Let me be very clear: the last thing that Black Evanstonians need is for me, a white man, to dictate what does and does not constitute true reparations. There is a robust discussion in our community about this question, and I feel very fortunate to have had the opportunity to listen to many different people express different views on it. Regardless of what happens tomorrow, I hope this discussion will continue and I intend to continue listening and learning. But for now it’s safe to say that a significant portion of Evanston’s Black community believes that a housing program like the one that’s been proposed is a genuine example of reparations -- as do several of the most active and respected national organizations that advocate for reparations.

As for the concern about public input into the design of the Local Reparations Restorative Housing Program, I am a firm believer that we can always do a better job of including every voice in our City’s planning processes. That said, this process has been notably transparent, with numerous public meetings and many opportunities for input and engagement. Though the Reparations Subcommittee has been moving in the direction of the current proposal for many months, most opposition materialized extremely recently.

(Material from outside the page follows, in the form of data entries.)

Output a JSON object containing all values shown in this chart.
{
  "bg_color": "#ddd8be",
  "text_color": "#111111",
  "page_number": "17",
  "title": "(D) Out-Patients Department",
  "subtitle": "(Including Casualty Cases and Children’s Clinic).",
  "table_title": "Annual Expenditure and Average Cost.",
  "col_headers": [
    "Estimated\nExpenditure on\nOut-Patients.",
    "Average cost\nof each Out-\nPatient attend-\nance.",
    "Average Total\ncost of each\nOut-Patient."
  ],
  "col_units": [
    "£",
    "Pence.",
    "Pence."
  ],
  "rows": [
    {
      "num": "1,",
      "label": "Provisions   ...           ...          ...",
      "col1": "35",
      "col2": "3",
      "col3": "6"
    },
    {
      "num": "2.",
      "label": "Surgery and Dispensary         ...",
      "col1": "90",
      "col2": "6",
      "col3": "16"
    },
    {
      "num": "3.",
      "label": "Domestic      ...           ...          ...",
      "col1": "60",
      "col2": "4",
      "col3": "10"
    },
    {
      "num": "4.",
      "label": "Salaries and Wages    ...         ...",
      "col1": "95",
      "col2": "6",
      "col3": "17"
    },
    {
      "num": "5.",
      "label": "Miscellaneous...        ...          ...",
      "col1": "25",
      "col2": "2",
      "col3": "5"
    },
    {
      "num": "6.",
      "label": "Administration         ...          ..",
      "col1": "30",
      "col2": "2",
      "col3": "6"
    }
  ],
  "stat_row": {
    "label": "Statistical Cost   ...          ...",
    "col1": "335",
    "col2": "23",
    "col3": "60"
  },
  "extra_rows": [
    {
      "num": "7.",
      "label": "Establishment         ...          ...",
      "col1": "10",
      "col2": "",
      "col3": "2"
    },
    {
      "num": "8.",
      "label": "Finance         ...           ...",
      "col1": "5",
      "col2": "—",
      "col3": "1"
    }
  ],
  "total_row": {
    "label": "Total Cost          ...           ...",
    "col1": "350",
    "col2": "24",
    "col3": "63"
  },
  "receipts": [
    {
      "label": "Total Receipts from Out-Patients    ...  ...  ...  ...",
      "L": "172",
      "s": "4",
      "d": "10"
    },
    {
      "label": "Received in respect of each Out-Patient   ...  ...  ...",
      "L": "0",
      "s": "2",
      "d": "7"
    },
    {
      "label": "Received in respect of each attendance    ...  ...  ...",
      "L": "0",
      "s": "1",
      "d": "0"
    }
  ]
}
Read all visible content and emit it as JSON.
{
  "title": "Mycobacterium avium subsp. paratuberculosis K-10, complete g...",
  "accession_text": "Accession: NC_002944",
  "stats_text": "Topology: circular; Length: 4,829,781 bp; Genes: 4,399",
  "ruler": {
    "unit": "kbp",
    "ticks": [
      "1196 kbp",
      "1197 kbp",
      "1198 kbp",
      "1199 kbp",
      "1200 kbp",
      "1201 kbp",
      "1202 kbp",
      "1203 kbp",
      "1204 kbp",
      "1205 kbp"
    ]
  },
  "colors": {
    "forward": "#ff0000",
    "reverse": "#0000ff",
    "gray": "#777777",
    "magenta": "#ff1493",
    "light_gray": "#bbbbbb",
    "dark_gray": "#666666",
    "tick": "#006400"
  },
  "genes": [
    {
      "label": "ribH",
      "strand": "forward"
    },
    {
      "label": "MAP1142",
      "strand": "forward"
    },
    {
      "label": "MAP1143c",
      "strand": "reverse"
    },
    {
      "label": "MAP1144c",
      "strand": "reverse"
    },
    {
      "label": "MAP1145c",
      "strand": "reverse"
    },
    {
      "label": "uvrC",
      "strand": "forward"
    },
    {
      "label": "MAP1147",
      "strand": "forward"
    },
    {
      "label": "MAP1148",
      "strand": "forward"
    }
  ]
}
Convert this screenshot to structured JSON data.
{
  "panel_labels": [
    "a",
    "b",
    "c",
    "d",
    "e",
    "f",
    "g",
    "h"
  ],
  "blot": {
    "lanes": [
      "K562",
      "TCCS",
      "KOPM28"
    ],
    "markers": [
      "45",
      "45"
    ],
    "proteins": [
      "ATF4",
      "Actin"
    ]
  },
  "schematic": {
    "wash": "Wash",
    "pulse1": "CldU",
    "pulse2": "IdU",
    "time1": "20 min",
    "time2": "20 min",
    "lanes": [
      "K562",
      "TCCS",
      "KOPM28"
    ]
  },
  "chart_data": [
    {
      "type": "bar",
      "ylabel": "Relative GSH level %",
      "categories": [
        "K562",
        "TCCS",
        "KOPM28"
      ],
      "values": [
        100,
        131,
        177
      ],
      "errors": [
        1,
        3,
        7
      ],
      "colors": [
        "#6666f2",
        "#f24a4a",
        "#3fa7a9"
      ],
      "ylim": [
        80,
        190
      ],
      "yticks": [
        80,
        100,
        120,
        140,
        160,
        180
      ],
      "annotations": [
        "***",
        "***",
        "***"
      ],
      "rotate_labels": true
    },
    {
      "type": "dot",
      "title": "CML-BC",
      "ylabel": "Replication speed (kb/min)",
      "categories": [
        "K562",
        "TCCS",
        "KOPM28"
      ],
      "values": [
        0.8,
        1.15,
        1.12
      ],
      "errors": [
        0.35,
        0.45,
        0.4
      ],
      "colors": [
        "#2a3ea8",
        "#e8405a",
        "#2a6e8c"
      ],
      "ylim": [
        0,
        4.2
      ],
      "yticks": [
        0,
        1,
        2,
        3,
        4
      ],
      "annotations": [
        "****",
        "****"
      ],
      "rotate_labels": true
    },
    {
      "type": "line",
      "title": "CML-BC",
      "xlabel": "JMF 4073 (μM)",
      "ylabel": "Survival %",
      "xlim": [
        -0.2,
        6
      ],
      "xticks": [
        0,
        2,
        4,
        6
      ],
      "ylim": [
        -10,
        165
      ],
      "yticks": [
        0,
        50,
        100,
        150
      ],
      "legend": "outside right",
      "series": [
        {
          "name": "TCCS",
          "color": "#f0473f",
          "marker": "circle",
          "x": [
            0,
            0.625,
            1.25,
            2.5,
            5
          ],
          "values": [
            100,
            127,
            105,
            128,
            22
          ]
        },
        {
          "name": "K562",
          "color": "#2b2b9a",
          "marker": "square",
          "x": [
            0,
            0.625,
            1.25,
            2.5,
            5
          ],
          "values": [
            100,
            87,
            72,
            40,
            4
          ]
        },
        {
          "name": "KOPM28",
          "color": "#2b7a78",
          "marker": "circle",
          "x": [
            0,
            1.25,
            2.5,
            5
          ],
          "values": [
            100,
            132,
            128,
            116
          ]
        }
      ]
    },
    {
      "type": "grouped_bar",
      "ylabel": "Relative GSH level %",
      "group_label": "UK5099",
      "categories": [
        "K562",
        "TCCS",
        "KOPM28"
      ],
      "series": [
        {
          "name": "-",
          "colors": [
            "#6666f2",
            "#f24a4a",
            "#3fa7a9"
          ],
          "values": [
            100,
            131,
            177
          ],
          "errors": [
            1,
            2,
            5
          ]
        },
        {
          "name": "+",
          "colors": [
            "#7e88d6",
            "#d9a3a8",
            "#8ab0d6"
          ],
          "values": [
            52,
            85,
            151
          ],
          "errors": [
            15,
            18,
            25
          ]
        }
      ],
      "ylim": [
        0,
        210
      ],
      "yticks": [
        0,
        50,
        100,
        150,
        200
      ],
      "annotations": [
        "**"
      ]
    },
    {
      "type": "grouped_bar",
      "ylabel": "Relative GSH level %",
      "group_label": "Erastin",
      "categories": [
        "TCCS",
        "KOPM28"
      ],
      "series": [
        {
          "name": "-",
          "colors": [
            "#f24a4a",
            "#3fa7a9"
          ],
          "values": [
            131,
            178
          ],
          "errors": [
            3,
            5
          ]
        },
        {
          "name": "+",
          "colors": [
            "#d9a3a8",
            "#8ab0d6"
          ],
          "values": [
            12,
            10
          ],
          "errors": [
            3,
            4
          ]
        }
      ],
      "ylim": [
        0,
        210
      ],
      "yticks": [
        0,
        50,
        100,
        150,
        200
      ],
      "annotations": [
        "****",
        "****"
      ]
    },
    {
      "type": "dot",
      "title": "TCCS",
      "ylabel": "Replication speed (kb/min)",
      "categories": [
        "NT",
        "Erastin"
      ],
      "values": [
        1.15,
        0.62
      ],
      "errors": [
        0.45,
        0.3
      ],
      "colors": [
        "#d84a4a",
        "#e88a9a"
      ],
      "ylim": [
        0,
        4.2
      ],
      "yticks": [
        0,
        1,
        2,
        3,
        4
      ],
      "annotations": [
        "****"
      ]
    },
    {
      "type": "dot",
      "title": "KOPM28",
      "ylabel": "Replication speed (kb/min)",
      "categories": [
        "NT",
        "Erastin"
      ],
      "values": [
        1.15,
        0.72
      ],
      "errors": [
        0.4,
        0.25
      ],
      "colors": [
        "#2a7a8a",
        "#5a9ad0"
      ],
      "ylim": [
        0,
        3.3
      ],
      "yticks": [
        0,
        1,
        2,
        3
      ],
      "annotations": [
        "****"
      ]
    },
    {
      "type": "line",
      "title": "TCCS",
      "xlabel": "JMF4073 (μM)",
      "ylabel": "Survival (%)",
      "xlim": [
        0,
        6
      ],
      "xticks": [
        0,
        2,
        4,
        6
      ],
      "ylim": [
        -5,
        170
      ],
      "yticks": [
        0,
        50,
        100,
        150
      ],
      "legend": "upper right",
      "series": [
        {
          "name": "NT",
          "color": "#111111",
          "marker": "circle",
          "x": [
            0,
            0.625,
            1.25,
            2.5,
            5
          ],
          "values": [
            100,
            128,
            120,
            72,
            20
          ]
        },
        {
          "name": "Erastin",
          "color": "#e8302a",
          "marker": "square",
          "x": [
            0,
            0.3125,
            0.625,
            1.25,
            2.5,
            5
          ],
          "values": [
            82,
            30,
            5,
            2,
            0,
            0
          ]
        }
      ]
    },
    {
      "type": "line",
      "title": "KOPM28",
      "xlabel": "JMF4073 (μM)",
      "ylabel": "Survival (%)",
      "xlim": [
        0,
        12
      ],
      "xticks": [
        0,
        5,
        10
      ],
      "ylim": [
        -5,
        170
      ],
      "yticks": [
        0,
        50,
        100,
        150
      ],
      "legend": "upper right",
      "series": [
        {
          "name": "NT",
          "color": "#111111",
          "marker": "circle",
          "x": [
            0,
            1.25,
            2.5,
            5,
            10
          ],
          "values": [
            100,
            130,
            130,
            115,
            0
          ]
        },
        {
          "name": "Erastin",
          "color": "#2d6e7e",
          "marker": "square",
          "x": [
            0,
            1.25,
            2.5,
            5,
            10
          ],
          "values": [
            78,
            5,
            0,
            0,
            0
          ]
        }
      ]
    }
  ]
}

That strikes me as perfectly natural! As the vote approaches and the Program gets closer to implementation, people tend to engage more. That’s why the small size of this first pool of money, which has been characterized by some as a weakness, is in my opinion a great strength. The Reparations Subcommittee did a tremendous amount of work, with significant public input, to put together a Program that, in my opinion, is well-designed and makes sense. It will spend 4% of the $10,000,000 already allocated for reparations in Evanston.

If the vote passes tomorrow, our community will still have the responsibility of spending the other 96% of the promised reparations dollars. Now that more people are engaged in discussion about what is the best and most appropriate way to spend these resources, we have an opportunity to incorporate more voices into the process by which that 96% will be spent. As mayor, I will have a significant role to play in the establishment of a mechanism by which that decision gets made, and I am fully committed to including all voices at that table.

Reparations is a huge, difficult, and complex project that seeks to address the damage done by white supremacy, one of the great prolonged evils in human history. It will not be “solved” on the first try. On the contrary, we will have to try many different approaches, listen with an open mind to learn from what works and what needs to be changed, and adjust our strategy on an ongoing basis.

If the City Council passes the reparations resolution before them tomorrow night, we will have the opportunity to begin that process. If they vote it down, we will have established the precedent that without unanimity we are unwilling to take a step forward, even on this urgent and complex issue.

For that reason, if I were a member of City Council, I would vote in support of Resolution 37-R-27. I very much hope that it passes. Regardless of whether it does, as mayor you can count on me to be a strong and vocal supporter of Evanston’s commitment to reparations, and a respectful listener who lifts up all voices and views on this difficult topic.